Dans le cadre de ce projet, des mesures concrètes seront mises en place pour limiter au maximum la douleur, le stress et toute forme d’inconfort chez les animaux, conformément au principe de Raffinement. Les souris bénéficieront d’une période d’acclimatation de 1 à 4 semaines avant toute procédure, afin de s’habituer à leur nouvel environnement. Elles seront logées en groupe pour favoriser leur bien-être social, et manipulées de manière douce et progressive pour réduire leur stress. Un suivi quotidien sera assuré par du personnel formé, qui observera leur comportement, leur aspect général, leur poids, ainsi que leur consommation d’eau et de nourriture. Ce suivi permet de détecter rapidement tout signe de mal-être. Toutes les procédures pouvant causer une gêne (examens d’imagerie, injections…) seront réalisées sous anesthésie générale. Pendant l’anesthésie, leur respiration et leur température seront surveillées. Le réveil se fera dans leur cage habituelle ou avec leur propre litière pour limiter le stress. Un système d’observation rigoureux des animaux a été mis en place afin de repérer rapidement d’éventuels signes de stress ou de souffrance, bien que toutes les précautions soient prises pour les éviter. Des points limites adaptés ont été définis, permettant d’identifier ces rares cas. Dans une telle situation, une évaluation précise de l’état général de l’animal sera réalisée, et les interventions nécessaires seront mises en œuvre, conformément aux recommandations vétérinaires. Enfin, les différentes étapes expérimentales sont espacées dans le temps pour permettre aux animaux de récupérer entre les procédures.

Expliquer le choix des espèces et les stades de développement y afférents.

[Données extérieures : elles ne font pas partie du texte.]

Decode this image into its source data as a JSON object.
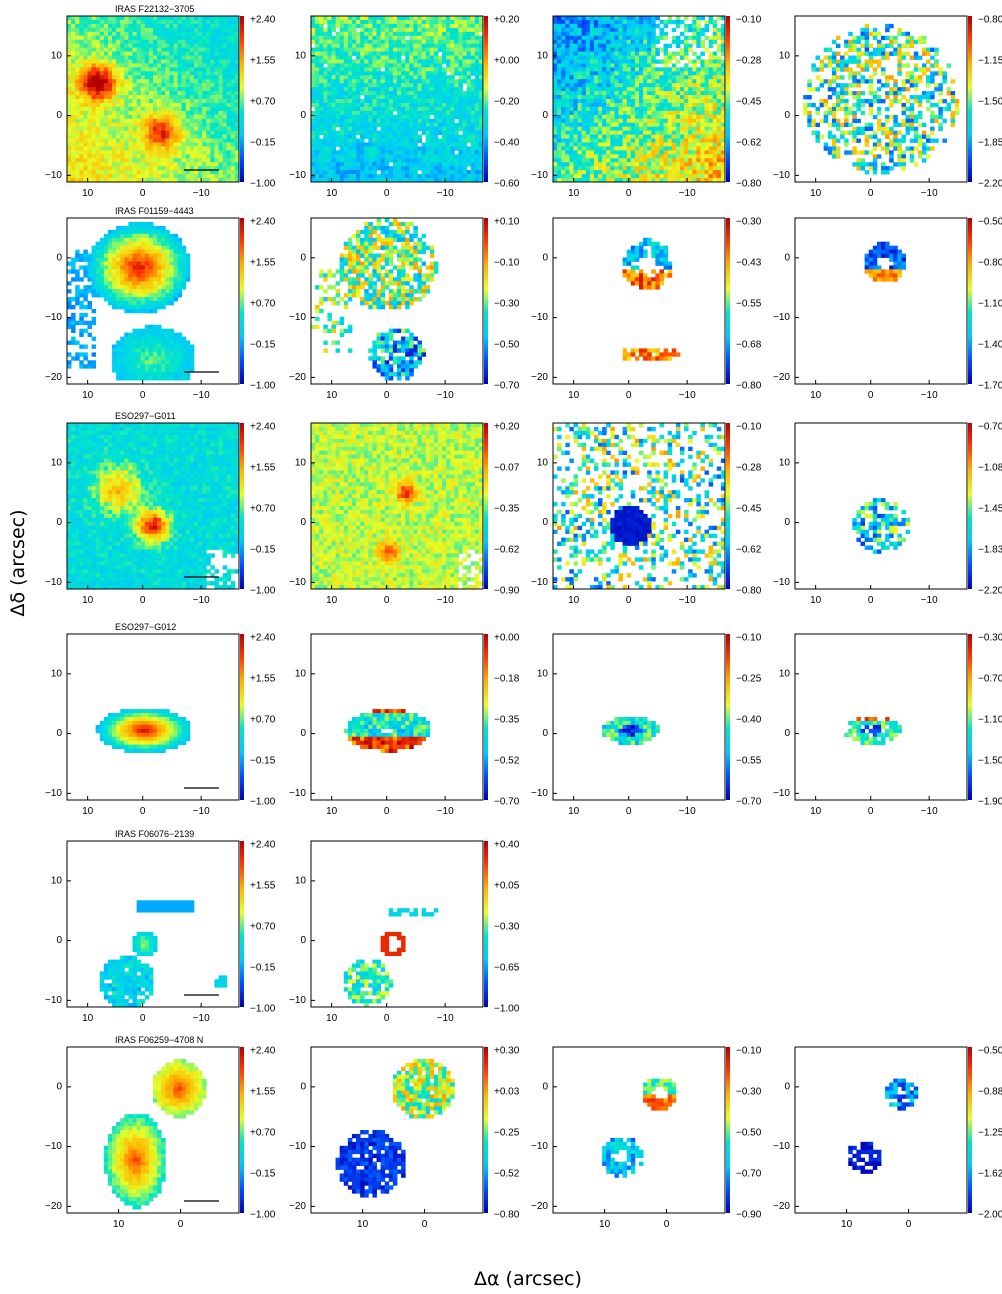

Dans le cadre de cette étude, il a été décidé d’utiliser des souris. Ce choix repose sur des raisons scientifiques importantes. Premièrement, le modèle de dépression utilisé dans ce projet, qui est induit en donnant une substance (la corticostérone) dans l’eau de boisson pendant une certaine période, a été spécifiquement développé et validé chez la souris. L’utilisation de cette espèce nous permet donc de travailler avec un modèle dont les caractéristiques liées à la dépression sont bien établies. De plus, un type particulier de souris présente des avantages techniques pour les méthodes d’imagerie non invasives que nous allons utiliser, comme une meilleure transmission des ultrasons à travers le crâne. Ces souris sont également très similaires les unes aux autres, ce qui rend les résultats plus fiables et reproductibles. Concernant le stade de développement, nous utiliserons uniquement des animaux adultes. Ce choix est essentiel car la dépression est une maladie qui se manifeste principalement chez l’adulte. En travaillant sur des souris adultes, nous nous assurons que les mécanismes biologiques et les comportements que nous étudions sont pertinents par rapport à la maladie chez l’homme. Enfin, certaines des techniques d’imagerie non invasives employées nécessitent que le crâne soit complètement développé pour obtenir des données précises et comparables. Cela est généralement atteint à l’âge adulte chez la souris. En résumé, l’utilisation de souris adultes est la plus appropriée et la plus pertinente pour étudier les mécanismes de la dépression et évaluer de nouvelles approches dans ce projet.